Video as information is an idea which may well prove to be more interesting and important than video as entertainment. It is happening now, as we speak. When I started posting math videos on YouTube in 2007, most of my colleagues thought it was a strange use of my time. Don’t academics spend all of their energy writing furiously to continuously augment their all-important list of printed publications? What’s the point of posting videos that you will get little academic credit for?
Some of my colleagues probably still feel this way, but I bet they are a lot less confident now. They are perhaps starting to acknowledge something that students have long known—that even interesting and pretty mathematics may be difficult or painful to learn from an article or book! And some of them are starting to realize that if you don’t join the video revolution, your work runs the risk of being left behind, forgotten and unused, no matter how good it looks officially on a CV.
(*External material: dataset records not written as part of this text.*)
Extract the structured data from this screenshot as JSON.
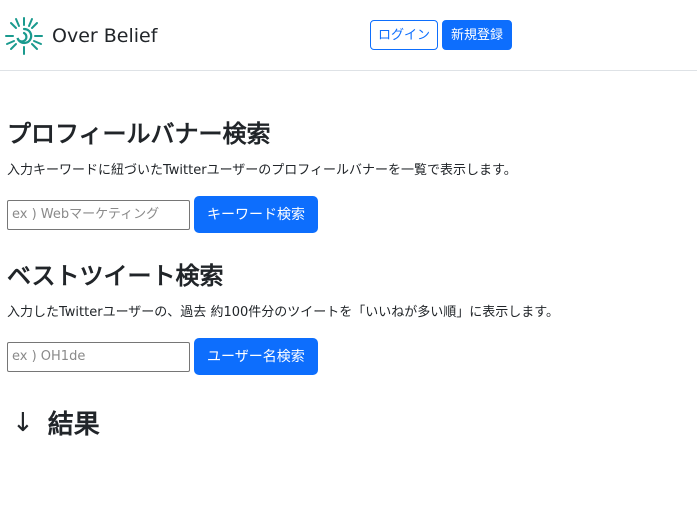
{
  "navbar": {
    "brand_name": "Over Belief",
    "logo_icon": "sun-swirl-logo-icon",
    "brand_color": "#1a9a8e",
    "login_label": "ログイン",
    "signup_label": "新規登録"
  },
  "banner_search": {
    "title": "プロフィールバナー検索",
    "description": "入力キーワードに紐づいたTwitterユーザーのプロフィールバナーを一覧で表示します。",
    "placeholder": "ex ) Webマーケティング",
    "button_label": "キーワード検索"
  },
  "tweet_search": {
    "title": "ベストツイート検索",
    "description": "入力したTwitterユーザーの、過去 約100件分のツイートを「いいねが多い順」に表示します。",
    "placeholder": "ex ) OH1de",
    "button_label": "ユーザー名検索"
  },
  "results": {
    "arrow": "↓",
    "title": "結果"
  },
  "colors": {
    "primary": "#0d6efd",
    "text": "#212529",
    "border": "#dee2e6"
  }
}
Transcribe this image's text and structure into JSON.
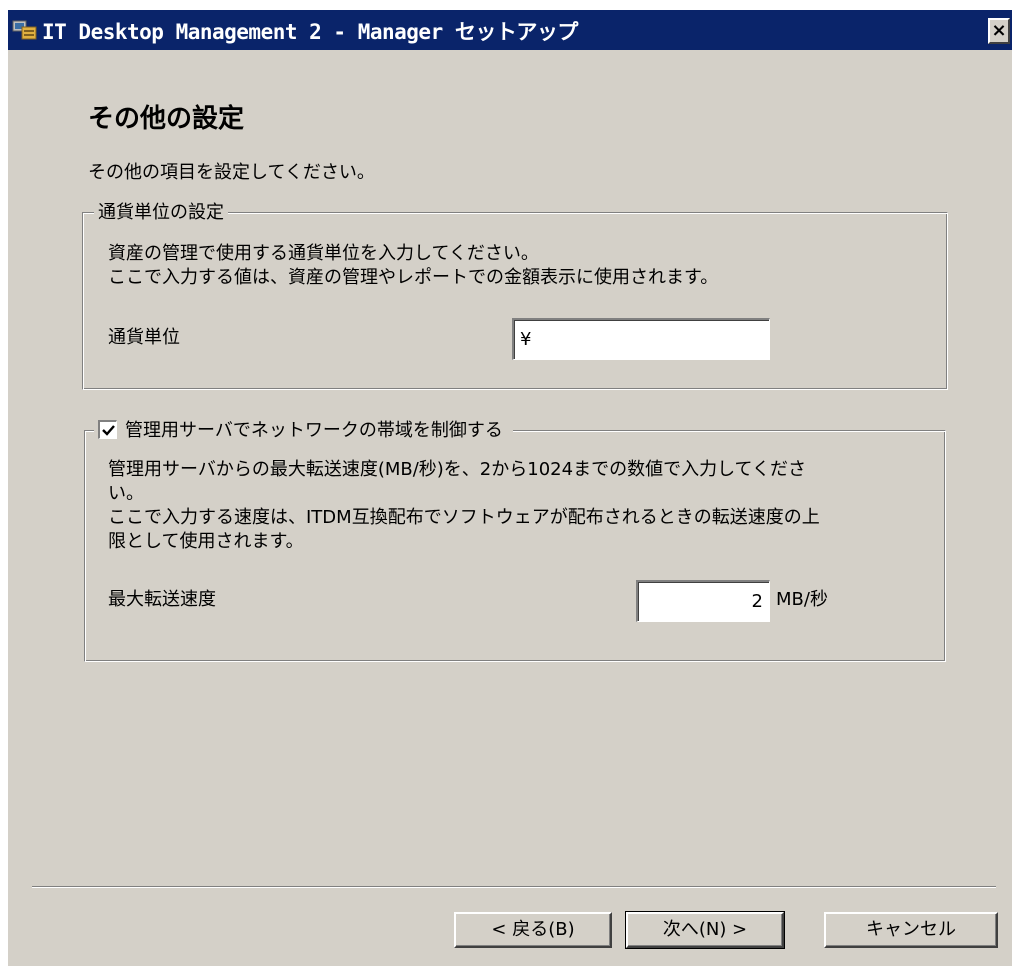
{
  "window": {
    "title": "IT Desktop Management 2 - Manager セットアップ",
    "close_label": "×"
  },
  "page": {
    "heading": "その他の設定",
    "subheading": "その他の項目を設定してください。"
  },
  "currency_group": {
    "legend": "通貨単位の設定",
    "description_line1": "資産の管理で使用する通貨単位を入力してください。",
    "description_line2": "ここで入力する値は、資産の管理やレポートでの金額表示に使用されます。",
    "field_label": "通貨単位",
    "field_value": "¥"
  },
  "bandwidth_group": {
    "checkbox_label": "管理用サーバでネットワークの帯域を制御する",
    "checkbox_checked": true,
    "description_line1": "管理用サーバからの最大転送速度(MB/秒)を、2から1024までの数値で入力してくださ",
    "description_line2": "い。",
    "description_line3": "ここで入力する速度は、ITDM互換配布でソフトウェアが配布されるときの転送速度の上",
    "description_line4": "限として使用されます。",
    "field_label": "最大転送速度",
    "field_value": "2",
    "unit": "MB/秒"
  },
  "buttons": {
    "back": "< 戻る(B)",
    "next": "次へ(N) >",
    "cancel": "キャンセル"
  }
}
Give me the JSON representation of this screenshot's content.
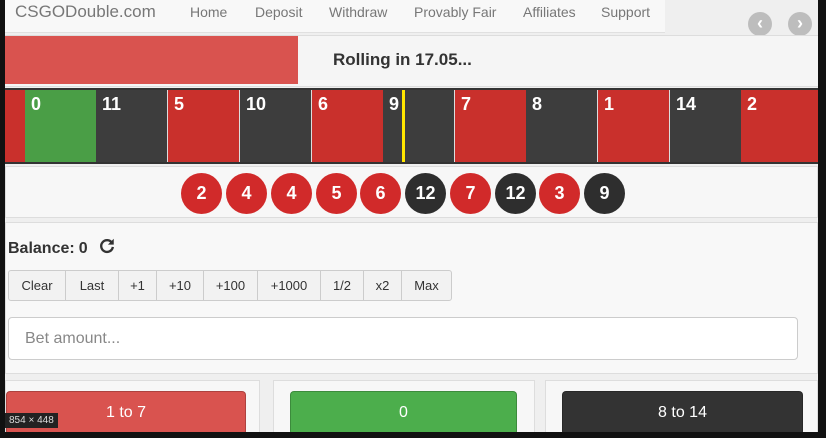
{
  "nav": {
    "brand": "CSGODouble.com",
    "items": [
      {
        "label": "Home"
      },
      {
        "label": "Deposit"
      },
      {
        "label": "Withdraw"
      },
      {
        "label": "Provably Fair"
      },
      {
        "label": "Affiliates"
      },
      {
        "label": "Support"
      }
    ]
  },
  "status": {
    "rolling_text": "Rolling in 17.05...",
    "rolling_fraction": 0.36
  },
  "wheel": {
    "cells": [
      {
        "number": "0",
        "color": "green"
      },
      {
        "number": "11",
        "color": "black"
      },
      {
        "number": "5",
        "color": "red"
      },
      {
        "number": "10",
        "color": "black"
      },
      {
        "number": "6",
        "color": "red"
      },
      {
        "number": "9",
        "color": "black"
      },
      {
        "number": "7",
        "color": "red"
      },
      {
        "number": "8",
        "color": "black"
      },
      {
        "number": "1",
        "color": "red"
      },
      {
        "number": "14",
        "color": "black"
      },
      {
        "number": "2",
        "color": "red"
      }
    ]
  },
  "history": [
    {
      "number": "2",
      "color": "red"
    },
    {
      "number": "4",
      "color": "red"
    },
    {
      "number": "4",
      "color": "red"
    },
    {
      "number": "5",
      "color": "red"
    },
    {
      "number": "6",
      "color": "red"
    },
    {
      "number": "12",
      "color": "black"
    },
    {
      "number": "7",
      "color": "red"
    },
    {
      "number": "12",
      "color": "black"
    },
    {
      "number": "3",
      "color": "red"
    },
    {
      "number": "9",
      "color": "black"
    }
  ],
  "balance": {
    "label": "Balance:",
    "value": "0"
  },
  "quick_buttons": [
    "Clear",
    "Last",
    "+1",
    "+10",
    "+100",
    "+1000",
    "1/2",
    "x2",
    "Max"
  ],
  "bet_input": {
    "placeholder": "Bet amount...",
    "value": ""
  },
  "bet_buttons": [
    {
      "label": "1 to 7",
      "color": "#d9534f"
    },
    {
      "label": "0",
      "color": "#4cae4c"
    },
    {
      "label": "8 to 14",
      "color": "#333333"
    }
  ],
  "controls": {
    "prev_icon": "‹",
    "next_icon": "›"
  },
  "overlay": {
    "dimensions_text": "854 × 448"
  },
  "colors": {
    "red": "#c9302c",
    "black": "#3d3d3d",
    "green": "#4a9e46",
    "marker": "#ffe600"
  }
}
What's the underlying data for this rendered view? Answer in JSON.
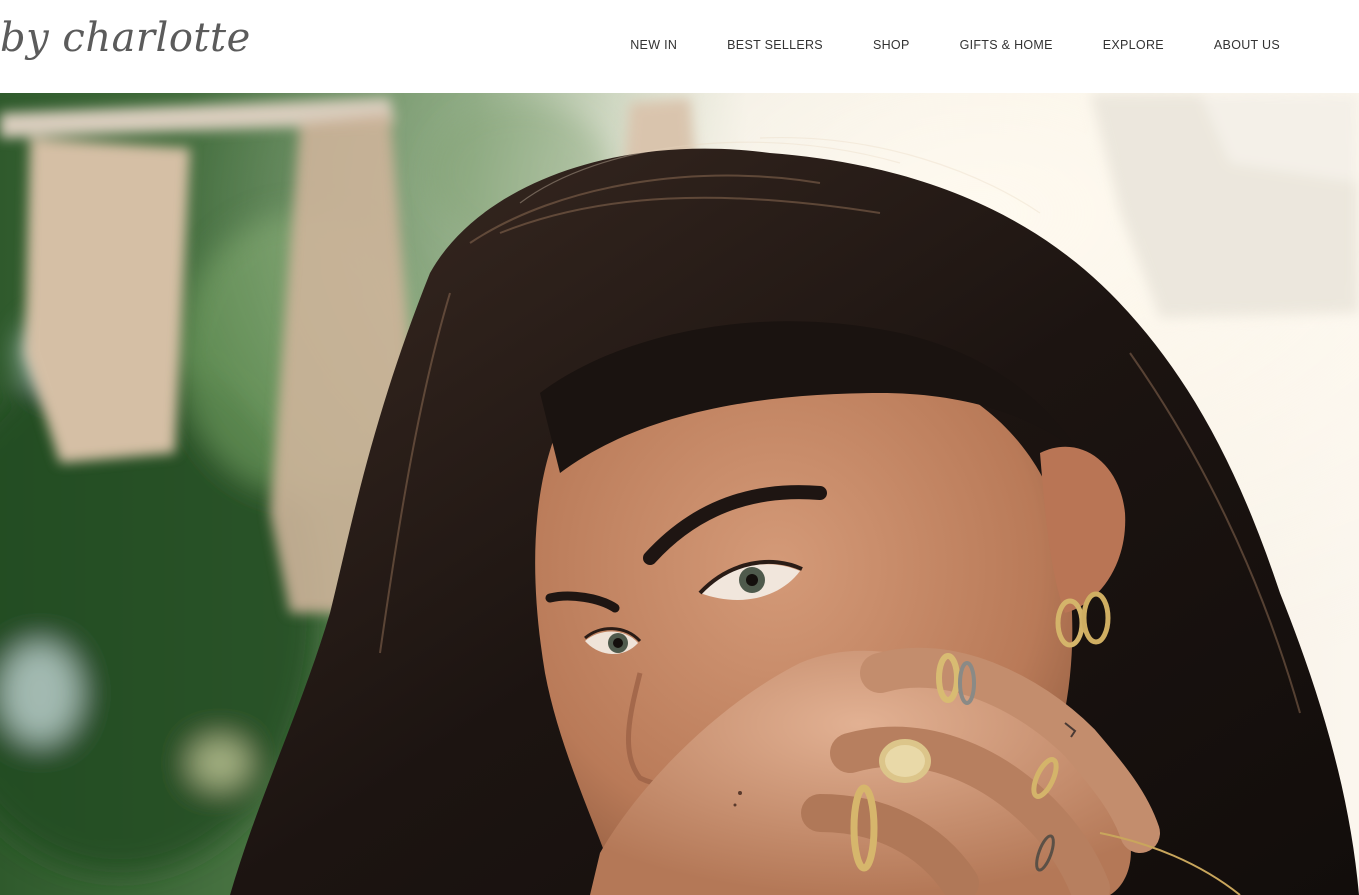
{
  "header": {
    "logo": "by charlotte",
    "nav": [
      {
        "label": "NEW IN"
      },
      {
        "label": "BEST SELLERS"
      },
      {
        "label": "SHOP"
      },
      {
        "label": "GIFTS & HOME"
      },
      {
        "label": "EXPLORE"
      },
      {
        "label": "ABOUT US"
      }
    ]
  },
  "hero": {
    "image": "woman-with-gold-jewelry-photo"
  },
  "colors": {
    "background": "#ffffff",
    "logo": "#5b5b5b",
    "nav_text": "#333333",
    "hair": "#1e1714",
    "skin": "#c68b6b",
    "gold": "#d4b46a",
    "foliage": "#3f6b34"
  }
}
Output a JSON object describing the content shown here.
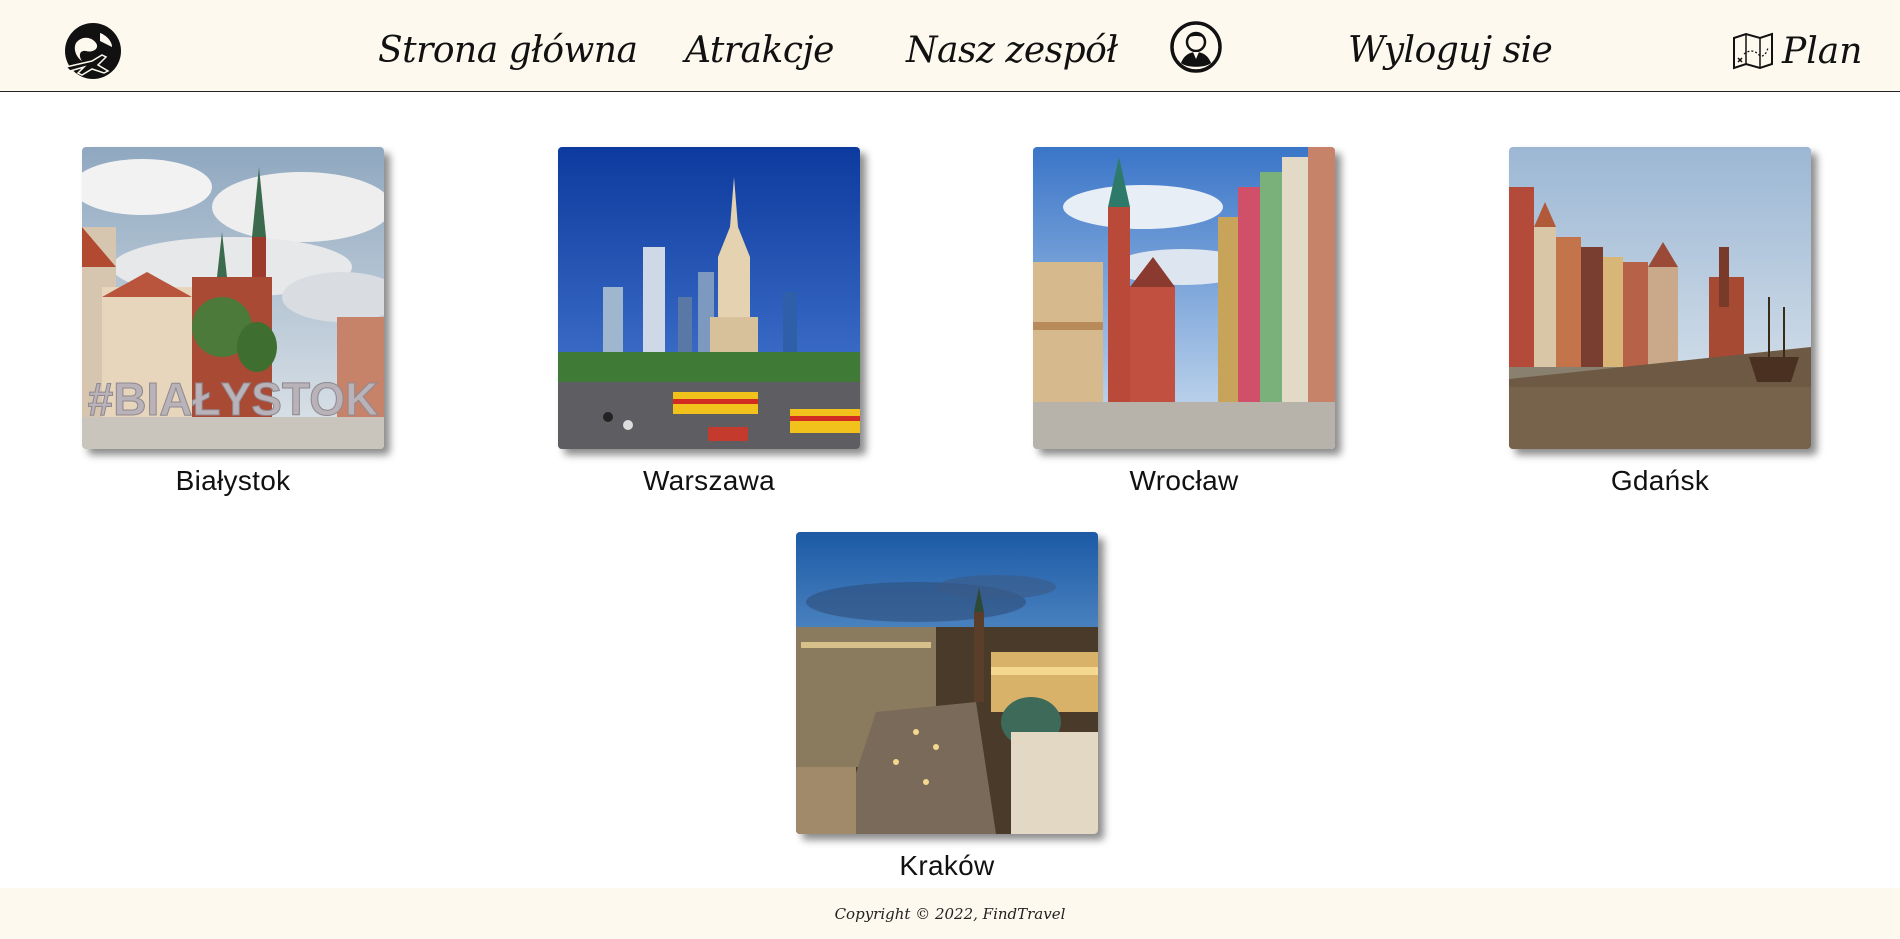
{
  "header": {
    "logo_icon": "globe-plane-icon",
    "nav": {
      "home": "Strona główna",
      "attractions": "Atrakcje",
      "team": "Nasz zespół",
      "logout": "Wyloguj sie"
    },
    "account_icon": "user-account-icon",
    "plan": {
      "icon": "treasure-map-icon",
      "label": "Plan"
    }
  },
  "cities": [
    {
      "name": "Białystok",
      "photo_sign": "#BIAŁYSTOK"
    },
    {
      "name": "Warszawa"
    },
    {
      "name": "Wrocław"
    },
    {
      "name": "Gdańsk"
    },
    {
      "name": "Kraków"
    }
  ],
  "footer": {
    "copyright": "Copyright © 2022, FindTravel"
  },
  "colors": {
    "header_bg": "#fdf9ee",
    "text": "#111111",
    "page_bg": "#ffffff"
  }
}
A salutary story for me: when I was a graduate student at Yale, I had a desk in the annex of the library on 11 Hillhouse Avenue; a somewhat dark and hard-to-find room in the basement which was stacked to the rafters with ancient math journals (for which there was no more room in the main library upstairs). Late at night, bleary from too much mathematical pondering, I would pull down a volume from on high and have a look into journals from the 1800′s. Creakily the dusty tome would relinquish its grip on its neighbours, having been unmoved in at least half a century: then I would skim these lovely, elegant articles, thinking—why is no one reading this great stuff anymore?, and— is this what will happen to my work once I am gone?
This need not be the future of today’s mathematicians. Well-presented videos of interesting topics embodying deep understanding will be regarded like gems of classical music to future generations of students and scientists, is my guess. Maybe this is a tad poetical, but I really do believe in the huge potential for broadening understanding and interest in the general public towards mathematics—that most beautiful of disciplines!
So, young mathematicians, take my advice—by all means play the game of oft and repeated publication in learned journals, but also spend some time developing your skills at explaining and presenting your knowledge and work through videos, so that your ideas will be accessible, useful and engaging to a wide spectrum of listeners. It is the future of publication, as much as it is the future of knowledge distribution.